Kumpulan kegiatan komunikasi dalam branding merupakan strategi, di antaranya membuat kalimat slogan, logo, simbol, ikon, ekshibisi, dan berbagai komunikasi media lain.
Teori klasik branding memang dibentuk dalam hal yang berkaitan dengan produk konsumsi,sehingga brand dilihat sebagai suatu entitas yang kompleks, bukan sekadar pemberian nama terhadap suatu produk.
Dalam perkembangannya, suatu kota pun melakukan kegiatan branding. "City Branding" menunjukkan aktivitas yang menjadi instrumen kota untuk mendefinisikan dirinya sebagai brand dan menarik perhatian positif masyarakat dunia pada era globalisasi informasi dan dunia yang berjejaring.
Demikian pula kota-kota di Indonesia, melakukan "city branding" sebagai strategi aktif pemerintah daerah membangun identitas daerahnya sendiri sebagai suatu brand.

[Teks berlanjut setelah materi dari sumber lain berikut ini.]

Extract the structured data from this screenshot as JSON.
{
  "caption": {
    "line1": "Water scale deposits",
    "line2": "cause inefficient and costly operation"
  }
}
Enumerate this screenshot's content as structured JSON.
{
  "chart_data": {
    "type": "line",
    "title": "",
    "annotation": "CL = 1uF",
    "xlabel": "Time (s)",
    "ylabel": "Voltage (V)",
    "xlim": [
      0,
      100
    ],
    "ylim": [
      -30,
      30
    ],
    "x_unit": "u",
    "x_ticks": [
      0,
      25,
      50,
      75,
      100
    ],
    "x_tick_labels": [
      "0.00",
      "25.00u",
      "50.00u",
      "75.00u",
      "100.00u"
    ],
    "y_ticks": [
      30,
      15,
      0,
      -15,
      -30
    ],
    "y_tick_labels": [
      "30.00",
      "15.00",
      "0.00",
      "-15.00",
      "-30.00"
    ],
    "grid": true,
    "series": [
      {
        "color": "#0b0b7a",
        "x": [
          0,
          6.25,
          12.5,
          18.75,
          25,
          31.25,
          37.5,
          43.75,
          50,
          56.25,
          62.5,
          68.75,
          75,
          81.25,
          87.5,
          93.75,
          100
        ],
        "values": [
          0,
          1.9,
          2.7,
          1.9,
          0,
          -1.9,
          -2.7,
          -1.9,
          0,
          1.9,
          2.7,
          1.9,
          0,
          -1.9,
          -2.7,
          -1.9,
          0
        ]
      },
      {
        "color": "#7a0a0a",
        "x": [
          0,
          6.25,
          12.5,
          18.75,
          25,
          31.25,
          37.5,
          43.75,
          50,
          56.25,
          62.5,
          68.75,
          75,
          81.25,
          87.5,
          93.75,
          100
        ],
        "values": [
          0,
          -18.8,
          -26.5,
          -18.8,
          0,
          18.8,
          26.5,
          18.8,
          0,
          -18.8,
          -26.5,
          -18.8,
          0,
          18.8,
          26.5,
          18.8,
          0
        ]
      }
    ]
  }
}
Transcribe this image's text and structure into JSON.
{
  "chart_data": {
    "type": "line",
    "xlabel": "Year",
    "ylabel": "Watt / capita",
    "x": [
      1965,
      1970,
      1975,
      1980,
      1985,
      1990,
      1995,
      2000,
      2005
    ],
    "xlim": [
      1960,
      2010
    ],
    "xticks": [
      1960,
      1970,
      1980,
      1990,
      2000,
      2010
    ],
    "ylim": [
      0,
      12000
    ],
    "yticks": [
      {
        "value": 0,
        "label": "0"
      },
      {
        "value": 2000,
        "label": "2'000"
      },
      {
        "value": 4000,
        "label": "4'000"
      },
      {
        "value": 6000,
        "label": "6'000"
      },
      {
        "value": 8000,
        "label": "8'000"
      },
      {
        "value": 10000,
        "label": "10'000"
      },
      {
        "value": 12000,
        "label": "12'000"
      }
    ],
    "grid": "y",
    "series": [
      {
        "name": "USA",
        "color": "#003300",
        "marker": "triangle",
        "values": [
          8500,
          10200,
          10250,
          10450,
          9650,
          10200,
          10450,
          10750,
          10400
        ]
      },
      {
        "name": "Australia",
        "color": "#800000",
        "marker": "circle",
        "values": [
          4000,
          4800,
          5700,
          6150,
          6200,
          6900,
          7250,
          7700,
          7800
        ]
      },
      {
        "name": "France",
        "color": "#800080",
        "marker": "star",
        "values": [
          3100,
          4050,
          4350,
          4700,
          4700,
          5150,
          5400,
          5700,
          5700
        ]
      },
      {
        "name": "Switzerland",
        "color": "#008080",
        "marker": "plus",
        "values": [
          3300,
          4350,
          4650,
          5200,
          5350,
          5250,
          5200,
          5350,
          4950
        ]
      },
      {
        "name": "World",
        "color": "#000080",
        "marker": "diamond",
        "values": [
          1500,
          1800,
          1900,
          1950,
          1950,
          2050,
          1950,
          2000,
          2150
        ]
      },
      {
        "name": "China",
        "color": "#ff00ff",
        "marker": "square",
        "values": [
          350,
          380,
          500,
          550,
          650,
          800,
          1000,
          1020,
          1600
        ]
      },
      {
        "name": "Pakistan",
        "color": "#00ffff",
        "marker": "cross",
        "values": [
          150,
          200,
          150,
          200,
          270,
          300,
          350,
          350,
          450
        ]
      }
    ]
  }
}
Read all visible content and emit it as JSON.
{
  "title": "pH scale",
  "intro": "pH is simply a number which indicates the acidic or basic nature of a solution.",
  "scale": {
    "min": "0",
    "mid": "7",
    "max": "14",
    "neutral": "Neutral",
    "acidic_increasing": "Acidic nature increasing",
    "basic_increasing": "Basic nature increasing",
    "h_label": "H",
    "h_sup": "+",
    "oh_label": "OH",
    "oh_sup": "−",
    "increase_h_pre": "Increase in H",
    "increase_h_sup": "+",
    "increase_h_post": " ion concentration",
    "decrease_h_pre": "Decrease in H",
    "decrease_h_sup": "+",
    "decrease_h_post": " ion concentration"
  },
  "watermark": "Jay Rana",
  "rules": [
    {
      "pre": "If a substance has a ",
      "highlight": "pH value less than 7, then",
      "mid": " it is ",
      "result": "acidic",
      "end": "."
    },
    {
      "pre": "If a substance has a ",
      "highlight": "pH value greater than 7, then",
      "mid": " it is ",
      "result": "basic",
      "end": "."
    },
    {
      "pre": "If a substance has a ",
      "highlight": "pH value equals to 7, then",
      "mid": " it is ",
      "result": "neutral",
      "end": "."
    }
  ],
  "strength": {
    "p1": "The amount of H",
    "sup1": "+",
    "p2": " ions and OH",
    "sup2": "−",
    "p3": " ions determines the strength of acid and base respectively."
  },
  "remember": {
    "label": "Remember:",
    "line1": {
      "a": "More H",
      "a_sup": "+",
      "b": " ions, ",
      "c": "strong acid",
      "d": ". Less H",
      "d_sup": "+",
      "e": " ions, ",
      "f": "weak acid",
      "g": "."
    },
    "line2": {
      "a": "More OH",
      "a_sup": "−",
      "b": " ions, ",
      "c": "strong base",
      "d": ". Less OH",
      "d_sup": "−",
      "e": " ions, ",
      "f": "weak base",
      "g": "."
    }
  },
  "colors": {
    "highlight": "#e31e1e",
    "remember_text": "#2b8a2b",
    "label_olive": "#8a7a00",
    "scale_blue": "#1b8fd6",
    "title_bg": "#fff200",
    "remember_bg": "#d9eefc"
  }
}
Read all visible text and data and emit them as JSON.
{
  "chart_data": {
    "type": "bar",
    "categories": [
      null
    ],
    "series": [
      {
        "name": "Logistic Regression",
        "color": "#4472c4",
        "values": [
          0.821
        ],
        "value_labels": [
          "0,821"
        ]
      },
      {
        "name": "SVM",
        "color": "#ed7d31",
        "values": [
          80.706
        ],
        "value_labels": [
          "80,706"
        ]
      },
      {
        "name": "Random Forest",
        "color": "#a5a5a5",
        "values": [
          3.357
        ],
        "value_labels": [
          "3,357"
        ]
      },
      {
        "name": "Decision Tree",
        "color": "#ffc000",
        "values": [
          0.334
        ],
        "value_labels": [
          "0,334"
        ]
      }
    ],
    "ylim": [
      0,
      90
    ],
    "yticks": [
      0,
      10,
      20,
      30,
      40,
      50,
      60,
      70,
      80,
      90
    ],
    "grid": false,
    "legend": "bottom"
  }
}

Dalam konteks kota pembangunan, brand adalah proses strategi untuk menciptakan visi bersama jangka panjang yang relevan bagi kota.
Salah satu aktivitas "city branding" yang sering menjadi bagian tak terpisahkan dan sering menjadi pemicu kesalahpahaman pengertian branding, adalah slogan. Slogan yaitu perkataan atau kalimat pendek yang menarik atau mencolok yang mudah diingat untuk memberitahukan atau menyampaikan sesuatu.
Untuk daerah-daerah di Indonesia, sudah banyak contoh kalimat komunikasi yang dipilih berbentuk slogan. Misalnya, Jateng Gayeng, Jogja Istimewa, Magelang Kota Sejuta Bunga, Jepara Mempesona, dan Solo Spirit Of Java.
"City branding" akan membantu memengaruhi dan membentuk persepsi suatu kota dan menstimulasi kunjungan wisatawan atau masuknya investasi. "City branding" harus menjadi sebuah jangkar bagi tujuan-tujuan pengembangan masyarakat, politik, dan ekonomi kota.
Sejarah
Sejarah "city branding" bisa dilihat di Amerika Serikat, yaitu Kota New York yang menjadi rujukan para pegiat "city branding" karena dianggap sebagai aktivitas "city branding" tersukses di dunia.
Kota New York sebagai brand dengan slogan "I Love New York" yang resmi digunakan sejak 1970-an, dengan logo yang sangat fenomenal dibuat oleh Milton Glaser dan ditiru banyak kota di dunia.
Dalam proses branding kota, Pemerintah Kota New York sejak awal melibatkan warganya sampai tahap di mana konsep branding dari kota dapat diterima para New Yorkers (sebutan untuk warga New York).
Dengan metode ini warga kota menjadikan dirinya sendiri menjadi media iklan berjalan dan berbicara mempromosikan kotanya. Warga kota menjadi aset tak ternilai yang berkontribusi mendukung proses dan berhasilnya branding Kota New York.
Ilustrasi - Foto branding Kota Magelang (ANTARA/HO/Humas Pemkot Magelang)
"Mind mapping"
Untuk menggambarkan dalamnya implikasi "city branding", penulis membuat "mind mapping" yang disebut "Cart Wheels Diagram" atau Diagram Roda Pedati.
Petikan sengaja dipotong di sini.